Have you ever heard of spirit photography? Spiritualism was a huge craze after WWI. A total scam which a lot of well known people fell for. But it was a great time for examples of photo manipulation.
Some of the photographs would show a semi-opaque dead relative hovering over a portrait of the still living. Many showed the supposedly physical manifestations of ectoplasm (way before Ghostbusters!). Some purported to show the subject's thoughts. All of these images were manipulated – some in the darkroom and some in camera.
There is more than one way to manipulate a photograph.
There is a great debate over whether Roger Fenton manipulated this image by placing the cannonballs on the road or perhaps by removing them. There is a second frame of this image where they're all in the ditch. Which is the "real" image? Here is a short version of the story and here is the epic Errol Morris version which is a highly recommended rabbit hole.

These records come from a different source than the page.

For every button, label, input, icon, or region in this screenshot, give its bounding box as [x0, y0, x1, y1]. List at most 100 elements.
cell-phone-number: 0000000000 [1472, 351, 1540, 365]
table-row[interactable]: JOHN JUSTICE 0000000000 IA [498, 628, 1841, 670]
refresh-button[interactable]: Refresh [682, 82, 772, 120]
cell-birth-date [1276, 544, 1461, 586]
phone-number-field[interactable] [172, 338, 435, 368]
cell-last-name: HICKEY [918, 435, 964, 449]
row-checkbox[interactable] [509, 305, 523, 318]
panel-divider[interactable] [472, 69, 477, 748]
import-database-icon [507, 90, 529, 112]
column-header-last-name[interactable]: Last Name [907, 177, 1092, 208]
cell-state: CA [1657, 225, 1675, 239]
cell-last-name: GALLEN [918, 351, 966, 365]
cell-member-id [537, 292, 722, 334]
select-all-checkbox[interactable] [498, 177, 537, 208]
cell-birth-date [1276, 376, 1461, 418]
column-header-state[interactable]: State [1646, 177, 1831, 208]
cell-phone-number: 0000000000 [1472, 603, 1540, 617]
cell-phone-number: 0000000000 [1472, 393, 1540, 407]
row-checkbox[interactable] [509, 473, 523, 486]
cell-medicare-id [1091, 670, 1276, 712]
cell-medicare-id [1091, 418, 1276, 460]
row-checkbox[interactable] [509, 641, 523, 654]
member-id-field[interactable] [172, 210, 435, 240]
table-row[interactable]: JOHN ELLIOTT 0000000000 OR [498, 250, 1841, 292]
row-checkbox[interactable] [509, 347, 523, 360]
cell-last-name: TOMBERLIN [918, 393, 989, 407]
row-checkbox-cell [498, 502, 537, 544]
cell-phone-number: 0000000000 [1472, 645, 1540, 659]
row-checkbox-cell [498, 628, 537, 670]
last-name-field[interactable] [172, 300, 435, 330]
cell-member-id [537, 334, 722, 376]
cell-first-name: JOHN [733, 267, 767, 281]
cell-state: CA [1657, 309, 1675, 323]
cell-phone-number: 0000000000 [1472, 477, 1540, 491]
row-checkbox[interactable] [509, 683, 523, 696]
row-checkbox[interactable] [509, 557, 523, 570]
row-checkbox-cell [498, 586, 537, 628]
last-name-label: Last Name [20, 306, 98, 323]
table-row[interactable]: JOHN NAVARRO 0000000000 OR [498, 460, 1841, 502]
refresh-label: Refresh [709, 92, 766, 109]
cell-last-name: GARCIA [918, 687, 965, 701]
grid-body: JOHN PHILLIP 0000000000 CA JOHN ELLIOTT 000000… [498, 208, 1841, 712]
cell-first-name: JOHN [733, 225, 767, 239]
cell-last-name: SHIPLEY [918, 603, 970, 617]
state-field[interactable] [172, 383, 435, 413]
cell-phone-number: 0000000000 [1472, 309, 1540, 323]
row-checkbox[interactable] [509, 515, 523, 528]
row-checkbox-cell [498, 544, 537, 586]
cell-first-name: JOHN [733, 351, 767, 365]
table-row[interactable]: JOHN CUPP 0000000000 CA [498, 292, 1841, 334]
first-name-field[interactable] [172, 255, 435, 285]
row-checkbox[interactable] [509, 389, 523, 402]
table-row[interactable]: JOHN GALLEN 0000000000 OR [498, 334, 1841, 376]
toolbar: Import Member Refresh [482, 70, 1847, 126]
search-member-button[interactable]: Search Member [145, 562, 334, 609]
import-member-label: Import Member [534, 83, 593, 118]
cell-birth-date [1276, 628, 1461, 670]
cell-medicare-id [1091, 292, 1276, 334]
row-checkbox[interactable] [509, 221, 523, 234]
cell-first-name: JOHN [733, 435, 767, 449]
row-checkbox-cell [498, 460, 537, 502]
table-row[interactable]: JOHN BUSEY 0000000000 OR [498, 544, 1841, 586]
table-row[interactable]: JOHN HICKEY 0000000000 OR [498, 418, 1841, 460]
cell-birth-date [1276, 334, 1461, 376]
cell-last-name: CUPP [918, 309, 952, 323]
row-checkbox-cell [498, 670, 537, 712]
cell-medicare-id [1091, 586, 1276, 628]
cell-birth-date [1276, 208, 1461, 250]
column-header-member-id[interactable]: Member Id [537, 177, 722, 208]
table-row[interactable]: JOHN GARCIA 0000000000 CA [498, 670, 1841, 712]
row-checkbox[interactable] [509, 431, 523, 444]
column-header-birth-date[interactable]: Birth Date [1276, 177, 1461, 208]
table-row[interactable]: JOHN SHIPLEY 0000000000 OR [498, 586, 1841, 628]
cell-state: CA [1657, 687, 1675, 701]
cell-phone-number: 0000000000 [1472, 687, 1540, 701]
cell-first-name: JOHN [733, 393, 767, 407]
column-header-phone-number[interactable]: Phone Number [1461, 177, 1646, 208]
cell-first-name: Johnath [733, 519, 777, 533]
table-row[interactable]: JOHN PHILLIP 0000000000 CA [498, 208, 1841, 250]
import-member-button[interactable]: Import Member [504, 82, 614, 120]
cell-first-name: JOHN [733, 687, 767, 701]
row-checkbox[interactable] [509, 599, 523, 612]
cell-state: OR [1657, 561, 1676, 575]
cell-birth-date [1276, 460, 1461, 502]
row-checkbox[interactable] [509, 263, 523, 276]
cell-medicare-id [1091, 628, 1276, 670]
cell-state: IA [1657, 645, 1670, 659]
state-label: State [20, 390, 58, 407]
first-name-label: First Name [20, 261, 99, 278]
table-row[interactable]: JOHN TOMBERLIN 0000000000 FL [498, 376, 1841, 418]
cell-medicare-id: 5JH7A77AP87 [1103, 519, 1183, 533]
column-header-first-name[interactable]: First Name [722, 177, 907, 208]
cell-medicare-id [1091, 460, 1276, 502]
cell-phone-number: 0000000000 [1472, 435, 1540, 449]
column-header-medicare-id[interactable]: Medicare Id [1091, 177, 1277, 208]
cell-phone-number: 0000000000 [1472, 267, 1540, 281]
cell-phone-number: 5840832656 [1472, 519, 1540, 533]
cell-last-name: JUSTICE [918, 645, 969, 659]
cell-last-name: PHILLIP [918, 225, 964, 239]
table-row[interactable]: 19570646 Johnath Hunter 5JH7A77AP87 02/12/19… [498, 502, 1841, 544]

Intention is key. Are you just looking to improve aesthetics or express an artistic idea? Cool. Or are you trying to deceive like Spiritualism? Or, in Fenton's case, he gets grief because he was documenting the Crimean War in somewhat of a journalistic way. Intention equally applies to AI, although we may need to separate image manipulation from image creation here. But is the urge to doctor photos for fun or aesthetics or deception or profit new? Not a chance.